62. The following are the remedies of capitalist partners against an industrial partner who engaged in business for himself: I. The capitalist partners may exclude the industrial partner from the partnership plus damages. II. The capitalist partners may avail themselves of the benefits which the industrial partner may have obtained plus damages.

a. Only I is correct

b. Only II is correct

c. Both are true

d. Both are false

47. A, B, C and D organized a general partnership with A and B as industrial partners and C and D as capitalist partners. C contributed P800,000 and D contributed P600,000 to the common fund. A and B were appointed managing partners. J applied as office assistant while K applied as accountant of the partnership. The hiring of J was decided upon by A and B but was opposed by C and D. Whose decision shall prevail?

a. The decision of A and B shall prevail because they are the managers.

b. The decision of C and D shall prevail because they are the capitalist.

c. The decision of C and D because they have the controlling interest.

d. The decision of A and B because it is an act of ownership.

130. Statement 1. As a rule, a person admitted as a partner into an existing partnership is liable for all the obligations of the partnership arising before his admission as though, he had been a partner when such obligations were incurred. Statement 2. Creditors of the partnership are preferred over the personal creditors of the partners.
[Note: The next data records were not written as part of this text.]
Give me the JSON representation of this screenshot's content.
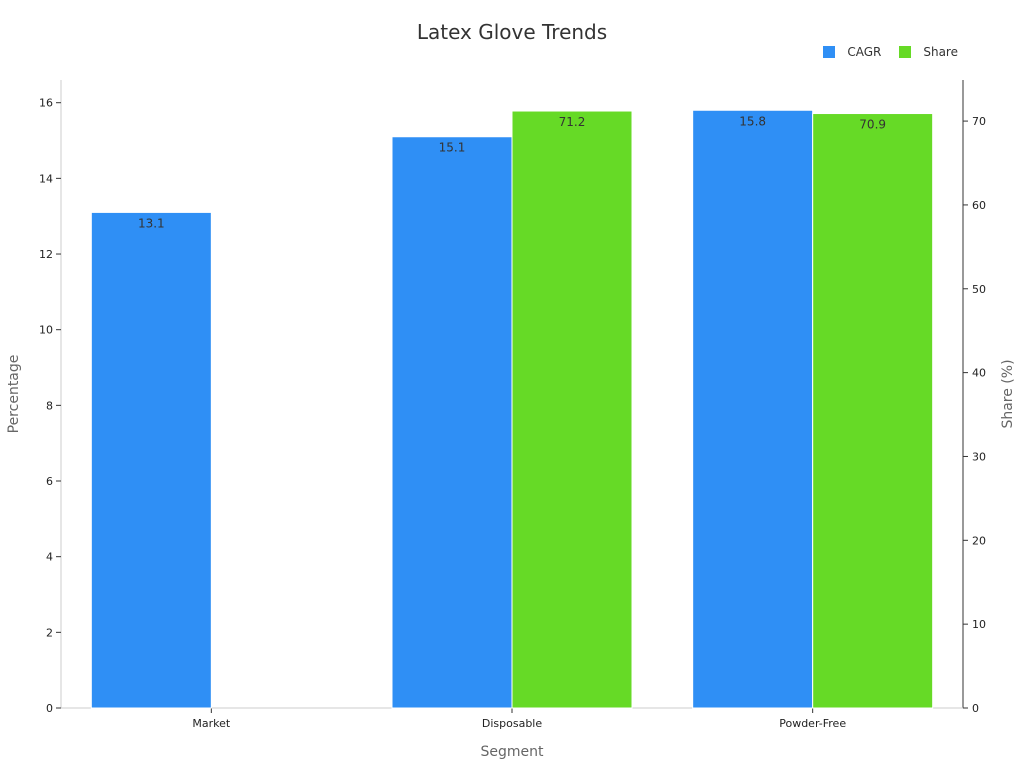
{
  "chart_data": {
    "type": "bar",
    "title": "Latex Glove Trends",
    "xlabel": "Segment",
    "ylabel": "Percentage",
    "y2label": "Share (%)",
    "categories": [
      "Market",
      "Disposable",
      "Powder-Free"
    ],
    "series": [
      {
        "name": "CAGR",
        "axis": "left",
        "color": "#2f8ff5",
        "values": [
          13.1,
          15.1,
          15.8
        ]
      },
      {
        "name": "Share",
        "axis": "right",
        "color": "#66da26",
        "values": [
          null,
          71.2,
          70.9
        ]
      }
    ],
    "ylim": [
      0,
      16.6
    ],
    "y2lim": [
      0,
      74.9
    ],
    "yticks": [
      0,
      2,
      4,
      6,
      8,
      10,
      12,
      14,
      16
    ],
    "y2ticks": [
      0,
      10,
      20,
      30,
      40,
      50,
      60,
      70
    ],
    "legend_position": "top-right",
    "grid": false
  }
}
a. Both Statements are TRUE

b. Both Statements are FALSE

c. Only Statement 1 is TRUE

d. Only Statement 2 is TRUE

92. I. The legal personality of the expiring partnership persists for the limited purpose of winding up and closing of the affairs of the partnership. II. After dissolution, all the transactions of the partnership should only pertain to liquidation which will happen over a short period of time.

a. Only I is correct

b. Only II is correct

c. Both are true

d. Both are false

128. Statement 1. In partnership of all profits, ownership of movables owned by the partners at the constitution of the partnership remains with the partner only the usufruct passing to the partnership. Statement 2. Sociedad anonima is one where all partners are exempted from any liability for the debts or obligations beyond their personal contributions.

a. Both Statements are TRUE

b. Both Statements are FALSE

c. Only Statement 1 is TRUE

d. Only Statement 2 is TRUE

129. Statement 1. In universal partnership of profits, the risk of loss of the movable property which was delivered to the partnership remains with the contributing partner. Statement 2. Rights over specific partnership property can be assigned to the other partners discreetly.

a. Both Statements are TRUE

b. Both Statements are FALSE

c. Only Statement 1 is TRUE

d. Only Statement 2 is TRUE

41. Those partner in an existing legal partnership.

a. Secret partner

b. Partner by estoppel

c. De facto partner

d. Real partner

120. The following are characteristics of a limited partnership, except:

a. One or more special partners contribute to the capital and share in the profits but do not participate in the management of the business.

b. The limited partners are not personally liable for partnership obligations beyond their capital contributions.

c. The partnership debts are paid out of the common fund and the separate properties of the limited partners.

d. The limited partners may ask for the return of their capital contributions.

45. The following are the legal relations created by a contract of partnership, except:

a. Relations between third persons.

b. Relations between the partners on one hand and the partnership on the other hand.

c. Relations between the partners on one hand and third persons on the other hand.

d. Relations between the partnership and the third persons.

76.A, B and C formed a commercial partnership. D represented himself as a partner in the partnership to E who, on the belief of such representation, extended credit of P50,000 to the partnership. Assuming only B and C consented to such representation, who shall be liable to E?

a. B, C and D are partners by estoppels and thus, are liable to E?

b. Only partners A, B and C are liable to E for the benefit extended to them.

c. Only D who made the representation is liable to E.

d. All of A, B, C and D are liable because of partnership liability for the credit extended to the partnership by E.